Enabling WUA Managed server policy to use server: http://servername.domain.com:8530 WUAHandler 20/05/2015 12:05:39 PM 6628 (0x19E4)
Waiting for 2 mins for Group Policy to notify of WUA policy change… WUAHandler 20/05/2015 12:05:39 PM 6628 (0x19E4)
Group policy settings were overwritten by a higher authority (Domain Controller) to: Server servername.domain.com:8530 and Policy ENABLED WUAHandler 20/05/2015 12:05:41 PM 6628 (0x19E4)
Failed to Add Update Source for WUAgent of type (2) and id ({03C8F032-8F2F-4821-9359-A1732F6F7A9D}). Error = 0x87d00692. WUAHandler 20/05/2015 12:05:41 PM 6628 (0x19E4)
Its a WSUS Update Source type ({03C8F032-8F2F-4821-9359-A1732F6F7A9D}), adding it. WUAHandler 21/05/2015 1:08:23 PM 6312 (0x18A8)

What was happening was the SCCM agent was trying to set the server to get the updates from http://servername.domain.com:8530 but there was a group policy set which overrides the SCCM setting, and was changing the location to servername.domain.com:8530. Notice the difference? The group policy was set without the http://

I found the incorrect setting in group policy and added the http:// to the link, did another “Software Updates Deployment Evaluation Cycle” on the client and all the updates started flowing through for all machines.

WDS service unable to start

I have had a few issues with the WDS service not starting on some of my distribution points.

One server was easily fixed by checking and fixing the permissions for the SYSTEM account for the C:\ProgramData\Microsoft\Crypto\RSA\S-1-5-18 folder.

It needed to have Full Permissions to start. For some reason the permission was removed which caused the service to fail each time I started to fix it.

WDS

Another time I had this issue, it turned out to be a corrupt SQL computer account in the SCCM SQL database.

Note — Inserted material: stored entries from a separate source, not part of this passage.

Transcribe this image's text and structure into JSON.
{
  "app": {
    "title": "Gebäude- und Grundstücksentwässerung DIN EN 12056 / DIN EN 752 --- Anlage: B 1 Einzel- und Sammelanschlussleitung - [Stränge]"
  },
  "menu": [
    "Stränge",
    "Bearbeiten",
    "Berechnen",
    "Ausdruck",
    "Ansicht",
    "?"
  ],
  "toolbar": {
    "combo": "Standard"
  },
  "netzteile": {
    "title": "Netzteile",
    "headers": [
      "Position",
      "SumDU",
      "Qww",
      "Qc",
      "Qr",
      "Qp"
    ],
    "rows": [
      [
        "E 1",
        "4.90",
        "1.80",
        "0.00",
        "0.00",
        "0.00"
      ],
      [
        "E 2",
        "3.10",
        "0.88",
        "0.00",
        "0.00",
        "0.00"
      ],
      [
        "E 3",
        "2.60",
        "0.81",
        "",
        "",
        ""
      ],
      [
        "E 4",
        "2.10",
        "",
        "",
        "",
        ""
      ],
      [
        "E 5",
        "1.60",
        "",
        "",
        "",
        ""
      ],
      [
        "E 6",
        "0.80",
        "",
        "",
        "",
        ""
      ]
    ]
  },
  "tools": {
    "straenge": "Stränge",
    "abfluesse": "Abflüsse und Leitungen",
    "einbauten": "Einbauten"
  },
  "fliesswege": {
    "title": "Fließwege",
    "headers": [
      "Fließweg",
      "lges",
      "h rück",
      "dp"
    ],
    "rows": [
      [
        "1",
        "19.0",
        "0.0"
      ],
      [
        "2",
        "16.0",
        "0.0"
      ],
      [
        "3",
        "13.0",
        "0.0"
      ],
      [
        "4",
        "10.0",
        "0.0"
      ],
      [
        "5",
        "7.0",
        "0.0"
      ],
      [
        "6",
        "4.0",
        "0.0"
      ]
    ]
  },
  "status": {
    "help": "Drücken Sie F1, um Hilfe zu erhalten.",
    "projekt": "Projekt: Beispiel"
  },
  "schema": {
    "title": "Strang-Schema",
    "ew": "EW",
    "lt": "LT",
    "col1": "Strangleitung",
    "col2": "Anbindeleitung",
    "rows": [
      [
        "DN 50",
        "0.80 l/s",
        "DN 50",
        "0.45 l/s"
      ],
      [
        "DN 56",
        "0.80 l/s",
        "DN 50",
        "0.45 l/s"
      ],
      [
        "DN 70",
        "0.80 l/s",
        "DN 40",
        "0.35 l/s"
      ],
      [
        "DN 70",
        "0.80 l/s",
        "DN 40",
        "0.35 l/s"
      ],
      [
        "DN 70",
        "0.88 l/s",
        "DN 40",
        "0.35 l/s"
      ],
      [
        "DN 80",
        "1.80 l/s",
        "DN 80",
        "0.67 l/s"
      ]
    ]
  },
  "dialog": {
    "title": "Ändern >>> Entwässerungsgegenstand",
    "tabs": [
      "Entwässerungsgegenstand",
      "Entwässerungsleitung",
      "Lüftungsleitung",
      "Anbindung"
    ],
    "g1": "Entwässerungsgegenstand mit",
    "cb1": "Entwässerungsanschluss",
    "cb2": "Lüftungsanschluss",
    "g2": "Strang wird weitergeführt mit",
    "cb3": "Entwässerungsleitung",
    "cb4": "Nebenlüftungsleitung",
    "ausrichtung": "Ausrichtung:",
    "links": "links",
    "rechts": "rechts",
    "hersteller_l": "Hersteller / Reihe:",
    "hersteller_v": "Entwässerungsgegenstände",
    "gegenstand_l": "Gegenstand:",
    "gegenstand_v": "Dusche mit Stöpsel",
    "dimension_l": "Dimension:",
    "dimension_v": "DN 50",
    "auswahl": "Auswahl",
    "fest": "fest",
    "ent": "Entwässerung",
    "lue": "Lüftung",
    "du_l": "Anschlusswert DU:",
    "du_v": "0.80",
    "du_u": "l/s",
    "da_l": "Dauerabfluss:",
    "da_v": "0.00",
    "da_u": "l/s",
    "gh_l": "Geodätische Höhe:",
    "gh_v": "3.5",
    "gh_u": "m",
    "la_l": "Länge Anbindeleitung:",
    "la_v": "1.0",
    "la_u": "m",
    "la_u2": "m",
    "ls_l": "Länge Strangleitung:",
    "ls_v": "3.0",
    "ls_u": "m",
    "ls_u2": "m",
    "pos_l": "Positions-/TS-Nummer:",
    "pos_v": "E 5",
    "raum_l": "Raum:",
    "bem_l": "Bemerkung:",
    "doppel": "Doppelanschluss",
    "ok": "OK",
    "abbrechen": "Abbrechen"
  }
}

Each time I tried to start the WDS service under the System Account it would generate Failure Audit alerts in the Application Log:

Event Type:    Failure Audit
Event Source: MSSQLSERVER
Event Category:          (4)
Event ID:         18456
Date:               3/12/2015
Time:               1:00:00 PM
User:               Domain\ComputerAccount$
Computer:       SCCMDB
Description:
Login failed for user ‘Domain\ComputerAccount$’. [CLIENT: x.x.x.x]

I removed the login for ComputerAccount$ from the SQL Management Studio and re-created it with the same permissions and the WDS service can now start.